Вторая волна прошла низко, разом. Накрыла поле тенью и рёвом. Я всем чужим нутром ощутил, каково это — быть под работающей авиацией. Внизу. Без единого своего самолёта в небе. Земля вздрагивала, как живая. Где-то рвались собственные, не успевшие взлететь боекомплекты — глухо, изнутри машин, — и от каждого такого разрыва по стоянке катилась новая волна жара. За дальней палаткой двое волокли под руки третьего; он загребал ногами по траве и всё порывался идти сам, и не выходило, и голова его моталась из стороны в сторону. Мальчишка-оружейник рядом дёрнулся встать — к своим, к машинам, к работе, которой его только вчера выучили и которая горела теперь у него на глазах. Я снова придавил его к земле. Рано. Ещё рано. Он не понимал, до чего просто тут погибнуть и до чего нечем помочь. Я понимал. Ещё одно бесполезное знание, доставшееся даром.
— По щелям! По щелям, мать вашу, куда прёшь!
Голос был немолодой, тяжёлый, командный — сорванный не страхом, а криком поверх грохота. Я не видел, кто кричит, но послушался вместе со всеми, вжался, и над спиной высоко, впустую прошла ещё одна очередь.
У дальнего края поля, в стороне от сгоревшего парадного ряда, стояли три машины особняком. Дежурное звено. Две ещё были под чехлами; у крайней чехол уже лежал на траве и мотор колотил на малом газу. Лётчик взялся за борт, подтянулся к кабине. Сверху пришла новая дорожка — и человек мягко, без крика, сложился поперёк борта и стёк в траву.
Машина осталась. Собранная, заправленная, с работающим мотором. Живая машина посреди мёртвого поля.

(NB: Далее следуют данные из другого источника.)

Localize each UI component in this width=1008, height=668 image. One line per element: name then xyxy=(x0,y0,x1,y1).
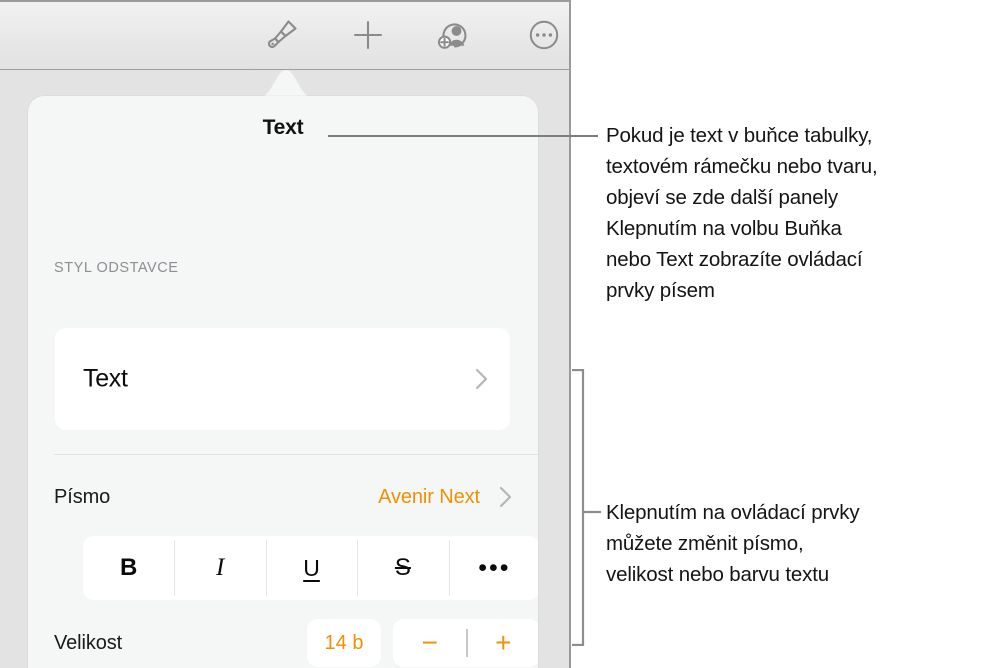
size-value-field[interactable]: 14 b xyxy=(307,619,381,667)
size-increase-button[interactable]: + xyxy=(467,619,539,667)
add-person-icon xyxy=(435,16,473,59)
text-format-popover: Text STYL ODSTAVCE Text Písmo Avenir Nex… xyxy=(28,96,538,668)
bold-button[interactable]: B xyxy=(83,536,174,600)
paragraph-style-picker[interactable]: Text xyxy=(55,328,510,430)
paintbrush-icon xyxy=(263,16,301,59)
strikethrough-button[interactable]: S xyxy=(357,536,448,600)
plus-icon xyxy=(350,17,386,58)
font-row-value[interactable]: Avenir Next xyxy=(378,476,480,518)
callout-leader-line-1 xyxy=(328,135,598,137)
font-row-label: Písmo xyxy=(54,486,111,508)
more-format-button[interactable]: ••• xyxy=(448,536,538,600)
panel-header: Text xyxy=(28,96,538,160)
ellipsis-icon: ••• xyxy=(478,554,511,582)
underline-glyph: U xyxy=(303,554,320,581)
size-row-label: Velikost xyxy=(54,632,123,654)
chevron-right-icon xyxy=(475,368,488,390)
size-row: Velikost 14 b − + xyxy=(28,618,538,668)
more-button[interactable] xyxy=(516,10,572,64)
callout-text-1: Pokud je text v buňce tabulky, textovém … xyxy=(606,124,878,302)
strikethrough-glyph: S xyxy=(394,554,411,581)
italic-button[interactable]: I xyxy=(174,536,265,600)
screenshot-root: Text STYL ODSTAVCE Text Písmo Avenir Nex… xyxy=(0,0,1008,668)
italic-glyph: I xyxy=(215,554,225,581)
panel-title: Text xyxy=(262,116,304,139)
callout-bracket-2 xyxy=(570,368,602,647)
chevron-right-icon[interactable] xyxy=(499,486,512,508)
size-stepper: − + xyxy=(393,619,538,667)
underline-button[interactable]: U xyxy=(265,536,357,600)
font-row[interactable]: Písmo Avenir Next xyxy=(28,476,538,518)
separator-above-font xyxy=(54,454,538,455)
popover-arrow xyxy=(258,70,314,98)
collaborate-button[interactable] xyxy=(426,10,482,64)
callout-text-2: Klepnutím na ovládací prvky můžete změni… xyxy=(606,501,860,586)
format-brush-button[interactable] xyxy=(254,10,310,64)
size-decrease-button[interactable]: − xyxy=(393,619,467,667)
text-style-button-group: B I U S ••• xyxy=(83,536,538,600)
paragraph-style-section-label: STYL ODSTAVCE xyxy=(54,260,179,276)
toolbar xyxy=(0,0,569,70)
insert-button[interactable] xyxy=(340,10,396,64)
ellipsis-circle-icon xyxy=(526,17,562,58)
paragraph-style-value: Text xyxy=(83,364,128,393)
bold-glyph: B xyxy=(120,554,138,581)
app-window: Text STYL ODSTAVCE Text Písmo Avenir Nex… xyxy=(0,0,571,668)
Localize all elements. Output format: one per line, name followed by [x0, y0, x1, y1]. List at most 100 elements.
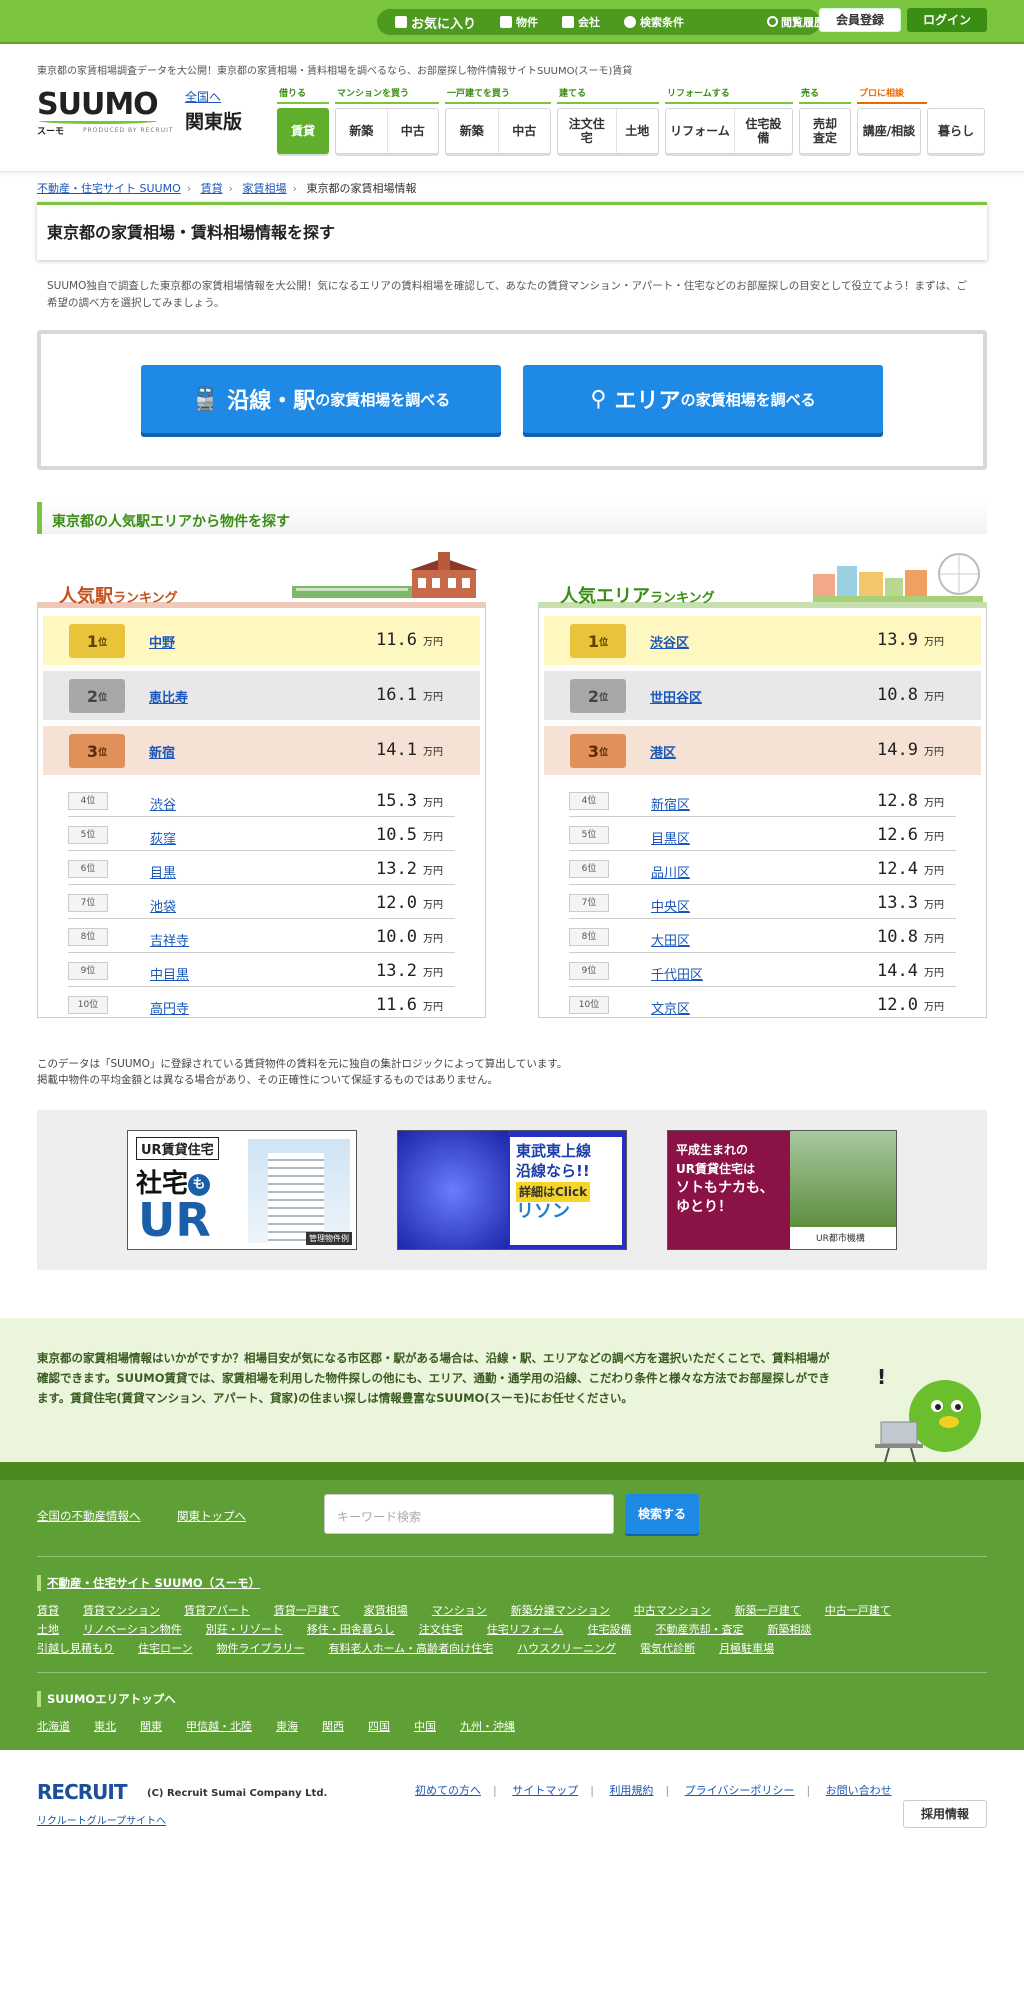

Я не думал. Думать было некогда. Молодое, лёгкое, дурное тело уже несло меня к ней через дым и жар, а накопленный опыт не поспевал объяснить очевидное: одиночная машина под всем этим небом проживёт недолго.
Крыло. Подножка. Борт.
Я перевалился в кабину. И ослеп — на миг, от несовпадения.
Всё чужое. Всё не там.
Сектор газа слева. Не под той рукой. Приборы — скупые, круглые, с незнакомыми шкалами. Ручка коротка и зла. Я знал эту машину. По чертежам. Руки — не знали.
Мотор бил ровно. Мёртвый лётчик успел запустить его и добраться до кабины — взлететь не успел.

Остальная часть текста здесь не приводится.